Forget the rest, I just want to see a pic of Walt riding it at solid spooks, or a nice big rolled bottom turn at the point..now that would be fun to see.
Me too. I reckon it'd spit him off real quick. Rolled bottom into a full hull nose and the S-deck accompanied by curved, no edge rails would have the young bloke winding up the windows real quick I reckon.
From Chris Brock:
"Most of the readers comments are somewhat off the mark about these boards. I am pretty sure I shaped this board because of the lead in rocker and the pinch on the centre of the rail, plus the roll is stopped toward the centre to tail. This is the thing most of the people who tried to imitate hulls did wrong.
The first hull I ever shaped I rolled it too far back on the rail, while surfing I would put it on rail and it would just stay there, so I ripped all the glass off it and reshaped it. That is the board I am riding in the second half of the 'Inner Most Limits' at Pippy beach and Angourie. It was Country Soul in those days before Wilderness. These boards were the first steps that led to the tri-plane flex tail I'm riding in 'Morning of the Earth' and a few rides in the newly resurfaced Paul Witzig underground movie 'Animals'.

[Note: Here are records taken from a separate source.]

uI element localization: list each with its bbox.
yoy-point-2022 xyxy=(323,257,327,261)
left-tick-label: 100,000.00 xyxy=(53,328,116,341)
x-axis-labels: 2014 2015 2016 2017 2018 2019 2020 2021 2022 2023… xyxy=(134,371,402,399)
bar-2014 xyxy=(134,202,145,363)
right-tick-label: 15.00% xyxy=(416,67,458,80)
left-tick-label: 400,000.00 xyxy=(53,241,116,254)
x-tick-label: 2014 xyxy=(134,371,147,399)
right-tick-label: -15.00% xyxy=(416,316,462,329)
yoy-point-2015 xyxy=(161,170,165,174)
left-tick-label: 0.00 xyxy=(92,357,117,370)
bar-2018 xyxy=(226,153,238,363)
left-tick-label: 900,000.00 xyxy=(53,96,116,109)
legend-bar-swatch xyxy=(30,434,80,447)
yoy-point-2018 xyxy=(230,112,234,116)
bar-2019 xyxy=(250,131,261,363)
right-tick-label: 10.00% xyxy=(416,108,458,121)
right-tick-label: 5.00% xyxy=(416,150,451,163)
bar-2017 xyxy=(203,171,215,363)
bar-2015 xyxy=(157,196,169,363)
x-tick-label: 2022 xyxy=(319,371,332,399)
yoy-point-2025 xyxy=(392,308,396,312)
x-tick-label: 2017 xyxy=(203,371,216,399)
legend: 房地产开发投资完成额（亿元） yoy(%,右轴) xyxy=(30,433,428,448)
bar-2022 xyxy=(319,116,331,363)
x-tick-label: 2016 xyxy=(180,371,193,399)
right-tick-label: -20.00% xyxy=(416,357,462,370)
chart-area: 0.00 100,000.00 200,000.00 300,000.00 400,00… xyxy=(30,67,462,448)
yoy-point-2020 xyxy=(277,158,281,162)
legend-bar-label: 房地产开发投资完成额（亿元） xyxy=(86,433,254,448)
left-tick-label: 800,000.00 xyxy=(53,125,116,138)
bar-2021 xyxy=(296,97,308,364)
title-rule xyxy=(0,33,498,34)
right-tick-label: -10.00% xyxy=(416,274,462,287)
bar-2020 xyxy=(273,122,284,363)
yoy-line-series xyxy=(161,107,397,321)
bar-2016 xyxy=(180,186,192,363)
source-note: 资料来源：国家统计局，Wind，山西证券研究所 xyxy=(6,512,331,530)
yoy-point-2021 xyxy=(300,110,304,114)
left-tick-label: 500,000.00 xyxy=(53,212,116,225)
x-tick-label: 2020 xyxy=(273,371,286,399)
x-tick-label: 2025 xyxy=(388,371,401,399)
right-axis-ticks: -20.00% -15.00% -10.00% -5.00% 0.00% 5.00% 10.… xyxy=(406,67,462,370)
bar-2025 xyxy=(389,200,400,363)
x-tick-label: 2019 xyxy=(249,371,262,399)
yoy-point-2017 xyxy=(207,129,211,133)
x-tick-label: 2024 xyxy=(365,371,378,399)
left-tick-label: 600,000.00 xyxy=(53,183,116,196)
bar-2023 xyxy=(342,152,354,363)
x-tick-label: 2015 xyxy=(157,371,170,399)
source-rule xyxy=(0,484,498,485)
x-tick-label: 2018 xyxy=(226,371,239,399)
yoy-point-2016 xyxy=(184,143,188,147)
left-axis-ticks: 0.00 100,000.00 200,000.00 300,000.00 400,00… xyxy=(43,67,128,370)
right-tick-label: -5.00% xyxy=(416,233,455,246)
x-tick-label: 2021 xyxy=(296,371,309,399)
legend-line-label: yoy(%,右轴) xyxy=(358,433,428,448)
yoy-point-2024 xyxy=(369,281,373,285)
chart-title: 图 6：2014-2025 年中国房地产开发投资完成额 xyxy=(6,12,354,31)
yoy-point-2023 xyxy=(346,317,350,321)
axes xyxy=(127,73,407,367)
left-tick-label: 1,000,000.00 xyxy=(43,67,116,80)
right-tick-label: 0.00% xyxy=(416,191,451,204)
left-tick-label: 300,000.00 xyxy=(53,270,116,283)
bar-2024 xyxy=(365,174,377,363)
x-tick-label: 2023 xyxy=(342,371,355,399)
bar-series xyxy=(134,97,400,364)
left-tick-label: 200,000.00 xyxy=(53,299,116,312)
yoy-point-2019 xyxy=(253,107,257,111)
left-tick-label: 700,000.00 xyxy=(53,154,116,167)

The most important thing you had to have to ride these boards was the correct surfing technique. At this time just after mals, a lot of surfers who had been riding mals had their torso facing forward and not to the wave with the front foot across the board, this kept the body weight more centred on the board allowing you to surf these boards which a lot of people didn't jerry to in those days and that's why they couldn't surf them and said they didn't work. I myself had to change my stance because I had the torso forward from years on mals doing drop knee turns, nose riding and rail to rail bicycle stance.
Our main inspiration to build these boards was Greenough's ability to turn and trim off the one point over the fin, cutting out jumping forward to trim in tubes then getting back to turn. These boards did give you the ability to turn to get high again in the tube and also the beautiful feeling of their rail turns especially the roundhouse cut back then turn again under the pocket. The only person in the world who surfed like this was George Greenough on his spoon so you can understand at the time he was an incredible inspiration."